Given a permutation A on the set [n], is there a way to determine the maximum number of disjoint cycles of AC where C ranges over all n-cycles on [n]? For which class of permutations A, this problem has been studied before? Thanks
First decompose A into a product of disjoint cycles. Now I claim that the maximum number of disjoint cycles in the product of a k-cycle with an n-cycle over all n-cycles is k+1. Each cycle can be further decomposed into a product of transpositions of the form (a,b_1)(a,b_2)..(a,b_k), i.e., with a single pivot a.

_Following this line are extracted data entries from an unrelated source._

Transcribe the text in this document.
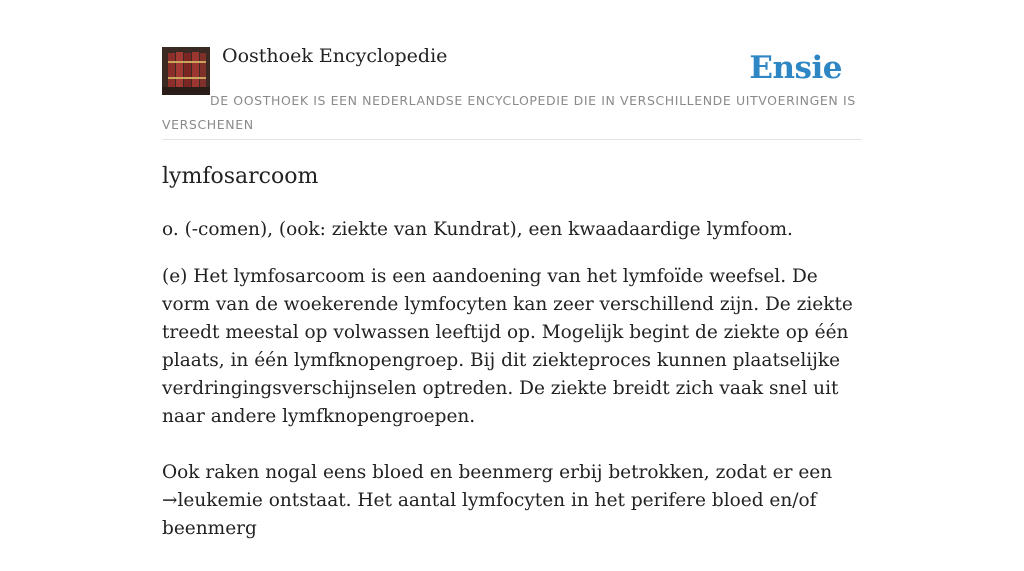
Oosthoek Encyclopedie	Ensie
DE OOSTHOEK IS EEN NEDERLANDSE ENCYCLOPEDIE DIE IN VERSCHILLENDE UITVOERINGEN IS VERSCHENEN
lymfosarcoom

o. (-comen), (ook: ziekte van Kundrat), een kwaadaardige lymfoom.

(e) Het lymfosarcoom is een aandoening van het lymfoïde weefsel. De vorm van de woekerende lymfocyten kan zeer verschillend zijn. De ziekte treedt meestal op volwassen leeftijd op. Mogelijk begint de ziekte op één plaats, in één lymfknopengroep. Bij dit ziekteproces kunnen plaatselijke verdringingsverschijnselen optreden. De ziekte breidt zich vaak snel uit naar andere lymfknopengroepen.

Ook raken nogal eens bloed en beenmerg erbij betrokken, zodat er een →leukemie ontstaat. Het aantal lymfocyten in het perifere bloed en/of beenmerg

Then the maximizing n-cycle should be of the form (a,b_1,b_2,..,b_k,..). So by induction, the answer seems to be n - # disjoint cycles of A + 1 = HammingDistance(A, id) + 1.
Hamming distance between two permutations a and b is defined to be the minimum number of transpositions needed to bring a to b. If you express a^{-1} b as a one-line sequence, then Hamming distance is n - the number of fixed points.
Here is an easy example. Write A as a product of k cycles, including the 1-cycles, so that all n symbols appear. Post-multiply it by the n-cycle with the symbols in the reverse order. The product is one k-cycle permuting the last elements in each cycle, and n-k fixed points, giving the n-k+1 cycles mentioned previously. Is it so obvious that this is the maximum?